Ein Grenzbebauungsantrag wurde formell eingereicht und da beide Unterschriften vorhanden waren, ohne Probleme durchgewunken. Somit war der gemeinsame Gartengrill in’s städtische Kataster geschrieben und Hermann vollauf zufrieden.

Heute war Richtfest.
Um die dreissig Gäste tummelten sich, mal drenten mal herenten, im Garten.
Es gab Nackensteak, Käsekrainer und Bauchfleisch, auf bayrisch auch »Wammerl« genannt.

Unter der Gästeschar verweilte ein Ehepaar, die bekennende Vegetarier waren. Sie brachten ihre Tofu-Würstl und Sojabuletten selber mit. Sie tranken den ganzen Abend Gemüsesaft und zwischendurch bei Vollmond abgefülltes stilles Mineralwasser. Ansonsten fielen sie nicht weiter auf.

Der gemauerte Gartengrill bestand seine Feuertaufe mit Bravour. Selbst die Sojabuletten schmeckten außerordentlich gut, wie die beiden Vegetarier mehrmals betonten.

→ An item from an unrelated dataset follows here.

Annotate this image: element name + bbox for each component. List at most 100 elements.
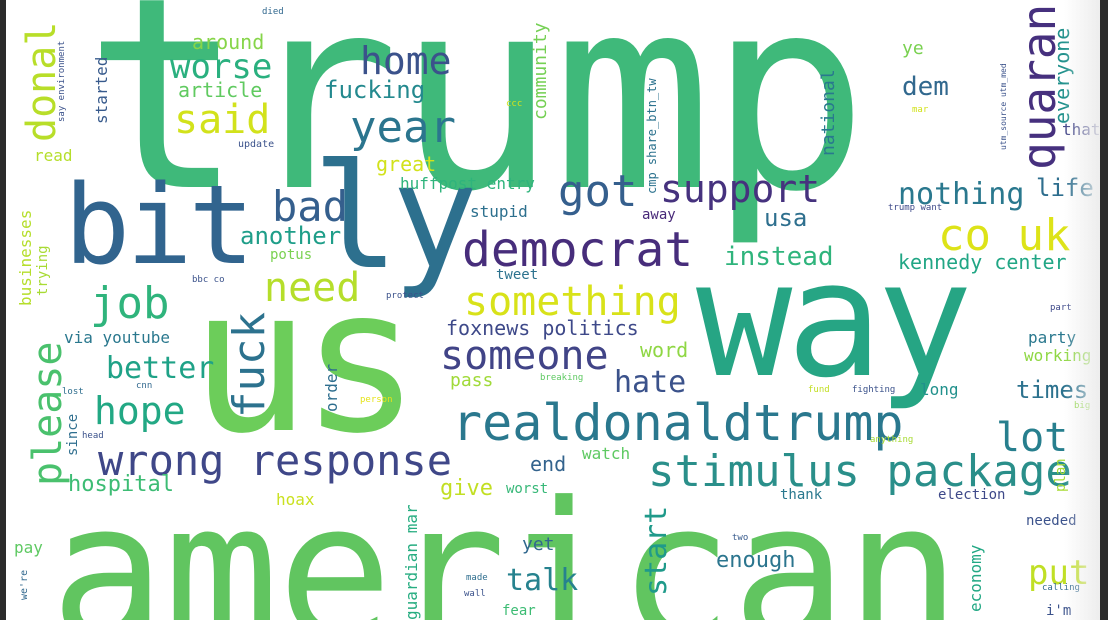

Aus der gutnachbarlichen Beziehung zwischen Hermann und Joachim wurde Freundschaft, gefestigt durch viele grenzüberschreitende Grillabende im Sommer und Glühweinabende im Winter. Dazwischen fand sich auch immer wieder mal Anlass zusammenzusitzen, mal drenten, mal herenten.

Und wenn sie nicht gestorben sind, dann leben sie noch heute!


04.) Camping und Nudelsalat

»Wir fangen dann gleich mal an!«, rief Bernhard über die Straße. Na ja, Straße war zuviel gesagt. Es war die Zufahrt zum hinteren Teil des Campingplatzes, dort wo die ganzen Wohnwagen standen.

Camping und Grillen gehören irgendwie zusammen. Bernhard hatte einen kleinen aber feinen Grill, natürlich zusammenklappbar wie fast alles beim Campen. Gerade mal für vier Personen konnte er gleichzeitig was brutzeln. Da traf es sich gut, dass wir nur zu viert waren.
Die Meinige steuerte den Nudelsalat bei und Bernhards Lebensgefährtin, die Uschi, verheiratet waren sie ja nicht, bereitete gerade den griechischen Salat zu.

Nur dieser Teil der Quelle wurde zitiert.